Optical study of pulsars (Optical photometry)

The Crab Pulsar emits radiation at all wavelengths from radio to extreme γ-rays including the optical. We have performed extremely high time resolution multicolor photometry of the Crab Pulsar at optical wavelengths to constrain the high energy emission models for pulsars. Our observations with 1 microsecond time resolution are a factor of 20 better than the previous best observations.; We have completely resolved the peak of the main pulse of the Crab Pulsar in optical passbands. The peaks of the main pulse and the interpulse move smoothly from the rising branch to the falling branch with neither a flat top nor a cusp. We find that the peak of the Crab Pulsar main pulse in the B band arrives 140 microseconds before the peak of the radio pulse.; The color of the emission changes across the phase. The maximum variation in the color ratio is about 25%. The bluest color occurs in the bridge region between the main pulse and the interpulse. The Crab Pulsar has faded by 2 ± 2.8% since the previous observations in 1991 using the same instrument.; The statistics of photon arrival times are consistent with atmospheric scintillation causing most of the variations in addition to the mean pulse variations in the shape. However, the autocorrelation function (ACF) of the Crab Pulsar light curve shows extra correlations at very short time scales.

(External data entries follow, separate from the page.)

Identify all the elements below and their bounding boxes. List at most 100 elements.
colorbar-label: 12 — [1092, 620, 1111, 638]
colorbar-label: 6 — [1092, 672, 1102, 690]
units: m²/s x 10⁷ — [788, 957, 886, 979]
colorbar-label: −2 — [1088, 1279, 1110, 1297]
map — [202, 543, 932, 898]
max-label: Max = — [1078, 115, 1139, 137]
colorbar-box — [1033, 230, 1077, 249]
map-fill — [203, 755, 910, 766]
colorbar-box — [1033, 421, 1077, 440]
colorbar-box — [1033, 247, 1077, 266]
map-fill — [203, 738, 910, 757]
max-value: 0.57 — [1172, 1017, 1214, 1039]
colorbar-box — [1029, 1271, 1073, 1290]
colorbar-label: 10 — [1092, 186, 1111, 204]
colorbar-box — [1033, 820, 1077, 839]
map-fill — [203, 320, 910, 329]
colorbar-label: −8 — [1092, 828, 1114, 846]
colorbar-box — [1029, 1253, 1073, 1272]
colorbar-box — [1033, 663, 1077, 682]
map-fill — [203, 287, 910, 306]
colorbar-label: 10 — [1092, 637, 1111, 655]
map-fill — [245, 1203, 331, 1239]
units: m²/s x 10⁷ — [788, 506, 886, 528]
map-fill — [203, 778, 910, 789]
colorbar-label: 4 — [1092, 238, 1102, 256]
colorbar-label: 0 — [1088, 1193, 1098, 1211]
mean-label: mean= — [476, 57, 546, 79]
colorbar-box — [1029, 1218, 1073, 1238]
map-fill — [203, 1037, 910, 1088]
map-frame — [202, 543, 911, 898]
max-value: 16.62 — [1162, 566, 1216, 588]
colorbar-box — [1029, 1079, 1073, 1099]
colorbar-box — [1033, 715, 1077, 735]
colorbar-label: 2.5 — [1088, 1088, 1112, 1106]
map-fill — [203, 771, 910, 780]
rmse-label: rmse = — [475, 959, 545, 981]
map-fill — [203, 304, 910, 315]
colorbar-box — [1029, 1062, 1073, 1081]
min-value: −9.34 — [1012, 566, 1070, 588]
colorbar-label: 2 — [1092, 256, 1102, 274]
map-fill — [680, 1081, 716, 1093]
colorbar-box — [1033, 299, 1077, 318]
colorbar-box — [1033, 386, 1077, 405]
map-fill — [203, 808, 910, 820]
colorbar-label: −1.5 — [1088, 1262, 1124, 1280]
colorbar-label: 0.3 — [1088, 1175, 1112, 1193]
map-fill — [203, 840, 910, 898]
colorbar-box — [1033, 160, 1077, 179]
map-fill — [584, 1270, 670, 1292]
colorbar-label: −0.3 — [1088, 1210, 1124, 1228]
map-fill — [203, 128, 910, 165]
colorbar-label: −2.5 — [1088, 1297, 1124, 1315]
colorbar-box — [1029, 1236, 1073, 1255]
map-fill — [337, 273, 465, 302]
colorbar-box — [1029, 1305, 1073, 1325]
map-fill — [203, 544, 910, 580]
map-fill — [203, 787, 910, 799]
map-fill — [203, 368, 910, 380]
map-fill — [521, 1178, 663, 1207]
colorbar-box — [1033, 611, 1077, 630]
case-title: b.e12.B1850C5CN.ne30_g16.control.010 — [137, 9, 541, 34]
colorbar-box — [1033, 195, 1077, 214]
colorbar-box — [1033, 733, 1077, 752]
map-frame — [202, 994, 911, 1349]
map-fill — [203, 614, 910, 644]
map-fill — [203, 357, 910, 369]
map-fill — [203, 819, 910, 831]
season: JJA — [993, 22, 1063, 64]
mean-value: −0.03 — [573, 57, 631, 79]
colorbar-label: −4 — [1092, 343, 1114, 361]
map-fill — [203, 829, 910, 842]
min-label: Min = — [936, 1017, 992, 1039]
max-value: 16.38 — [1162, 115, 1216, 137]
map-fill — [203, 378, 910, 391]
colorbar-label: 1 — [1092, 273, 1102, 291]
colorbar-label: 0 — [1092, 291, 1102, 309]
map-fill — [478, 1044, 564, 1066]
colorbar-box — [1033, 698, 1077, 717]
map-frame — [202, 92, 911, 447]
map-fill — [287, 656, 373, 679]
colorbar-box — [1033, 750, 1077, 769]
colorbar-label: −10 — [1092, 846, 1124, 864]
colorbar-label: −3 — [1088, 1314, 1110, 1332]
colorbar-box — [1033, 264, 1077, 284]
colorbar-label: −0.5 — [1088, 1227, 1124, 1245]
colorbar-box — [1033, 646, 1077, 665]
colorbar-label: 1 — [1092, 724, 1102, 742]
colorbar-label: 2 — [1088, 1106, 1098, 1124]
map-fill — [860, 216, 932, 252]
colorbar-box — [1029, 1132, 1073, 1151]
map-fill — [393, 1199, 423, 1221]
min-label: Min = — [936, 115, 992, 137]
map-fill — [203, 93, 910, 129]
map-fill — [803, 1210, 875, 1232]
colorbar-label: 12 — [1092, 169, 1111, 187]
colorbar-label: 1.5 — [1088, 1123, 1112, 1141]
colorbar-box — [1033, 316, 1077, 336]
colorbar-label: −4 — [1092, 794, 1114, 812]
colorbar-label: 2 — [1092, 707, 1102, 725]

We identify two time scales, one at about 20 microseconds and another one at about 1000 microseconds at which we observe a break in the ACF. We conclude that these short timescale correlations are internal to the pulsar.; We attribute the extra correlation observed in our data to microstructures. This is the first time evidence for microstructures has been observed outside the radio wavelengths. The upturn in the ACF at short time scales depends on the color. The U band shows about 10% more correlation at short time scales while the R band shows only about 3% change.; We have also observed the young X-ray pulsar PSR 0656+14 at optical wavelengths. We do not detect any periodicity at the radio pulsar period up to a limiting magnitude of about 26.5.